The tenth Black Bottle Islay Jazz Festival; what a sobering thought. Odd, isn't it, how something that starts off as an improbable adventure can quickly turn into, if not the routine, then certainly a habit.
The tenth Black Bottle Islay Jazz Festival; what a sobering thought. Odd, isn't it, how something can start off as an improbable adventure - shipping a goodly proportion of Scotland's jazz musicians over to the southernmost island in the Hebrides and giving them distilleries to play in - can quickly turn into, if not the routine, then certainly a habit.
That first year was a toe-in-the water job. But standards of performance were set, especially when guitarist Martin Taylor and accordionist Jack Emblow instantly established Bruichladdich Hall as one of the most inspiring venues on the jazz circuit. Expectations followed and have, by and large, been met.

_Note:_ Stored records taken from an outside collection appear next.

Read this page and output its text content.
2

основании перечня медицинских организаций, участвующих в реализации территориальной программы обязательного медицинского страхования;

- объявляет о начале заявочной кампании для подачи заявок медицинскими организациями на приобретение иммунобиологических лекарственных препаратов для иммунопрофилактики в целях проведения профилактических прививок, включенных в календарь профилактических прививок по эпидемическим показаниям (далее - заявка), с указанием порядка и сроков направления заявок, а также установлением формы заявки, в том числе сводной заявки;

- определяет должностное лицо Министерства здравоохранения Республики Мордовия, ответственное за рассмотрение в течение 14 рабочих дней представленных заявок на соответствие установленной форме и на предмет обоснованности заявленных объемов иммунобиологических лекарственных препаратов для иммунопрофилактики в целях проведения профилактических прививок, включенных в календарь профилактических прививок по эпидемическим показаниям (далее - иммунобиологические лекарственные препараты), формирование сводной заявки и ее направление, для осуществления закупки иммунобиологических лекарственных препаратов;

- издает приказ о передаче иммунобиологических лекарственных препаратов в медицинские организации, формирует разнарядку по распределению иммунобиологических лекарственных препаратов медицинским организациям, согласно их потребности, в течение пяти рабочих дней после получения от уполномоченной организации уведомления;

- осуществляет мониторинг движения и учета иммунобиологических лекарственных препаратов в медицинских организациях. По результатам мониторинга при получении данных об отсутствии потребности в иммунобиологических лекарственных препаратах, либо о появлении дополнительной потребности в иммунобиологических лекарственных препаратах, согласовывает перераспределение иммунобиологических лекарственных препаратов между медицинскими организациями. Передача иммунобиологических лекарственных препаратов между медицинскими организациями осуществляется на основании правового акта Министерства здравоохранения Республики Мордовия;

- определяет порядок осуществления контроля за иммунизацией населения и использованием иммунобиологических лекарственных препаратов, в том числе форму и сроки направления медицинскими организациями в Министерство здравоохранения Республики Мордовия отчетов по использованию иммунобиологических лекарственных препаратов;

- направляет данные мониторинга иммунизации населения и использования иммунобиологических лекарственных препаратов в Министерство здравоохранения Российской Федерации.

The first Islay Jazz Festival also introduced newcomers to the impressive Islay House. Here, in successive years, American guitarist Preston Reed wooed with his two-handedly percussive and yet impressionistic playing, another guitarist, Jim Mullen, played the shortest set on record, due to a power cut after about 32 bars, and perhaps most memorably, Fionna Duncan sang in that familiar bruised and bluesy voice while Brian Kellock played the family piano in a sitting room with dozens of extra chairs set out by the man of the house himself.
You don't get that kind of thing at Montreux or Nice or even in the jewel of European jazz festivals, Jazz Sous les Pommiers in Coutances in Normandy. Good though these events can be, they don't offer the splendour of trumpeter Colin Steele's jazz-folk-classical hybrid Stramash playing at Bunnahabhain Distillery, a setting that, on a clear September afternoon, simply takes the breath away.
Only Islay, too, could have inspired John Rae's Big Feet, 20 or so musicians in various outlaw forms of Scottish dress, playing an exuberant form of what might be called trad-jazz - as in folk meters meet swinging big band improvisation rather than the banjo connotations - with the local pipe band wading in for the roaring finale.
And so to the tenth edition, which welcomes regulars including bassist Mario Caribe, celebrating his perfect attendance record with a concert that begins with one musician, Caribe playing solo, and ends up with 10 - or more, if the pipe band hangs around Bunnahabhain after acting as a welcoming party. Colin Steele, who's written a whole album's worth of material on Islay, is back in a duo, with pianist David Milligan, and leading his grooving, very Scottish-sounding quintet. First-time guests include American singer-songwriter Harry Chapin's daughter, Jen, with New York's Rosetta Trio, one of America's leading young tenor saxophonists Jimmy Greene, and Swedish pianist Jacob Karlzon, whose gig with Tommy Smith at Ionad Chaluim Chille Ile, just outside Bowmore, might just play out to one of the most stunning sunsets in jazz festivaldom.
All that and the sponsors slip you a glass of Islay's star malts as you arrive at every gig. It's a dirty job but - hic - somebody has to cover it.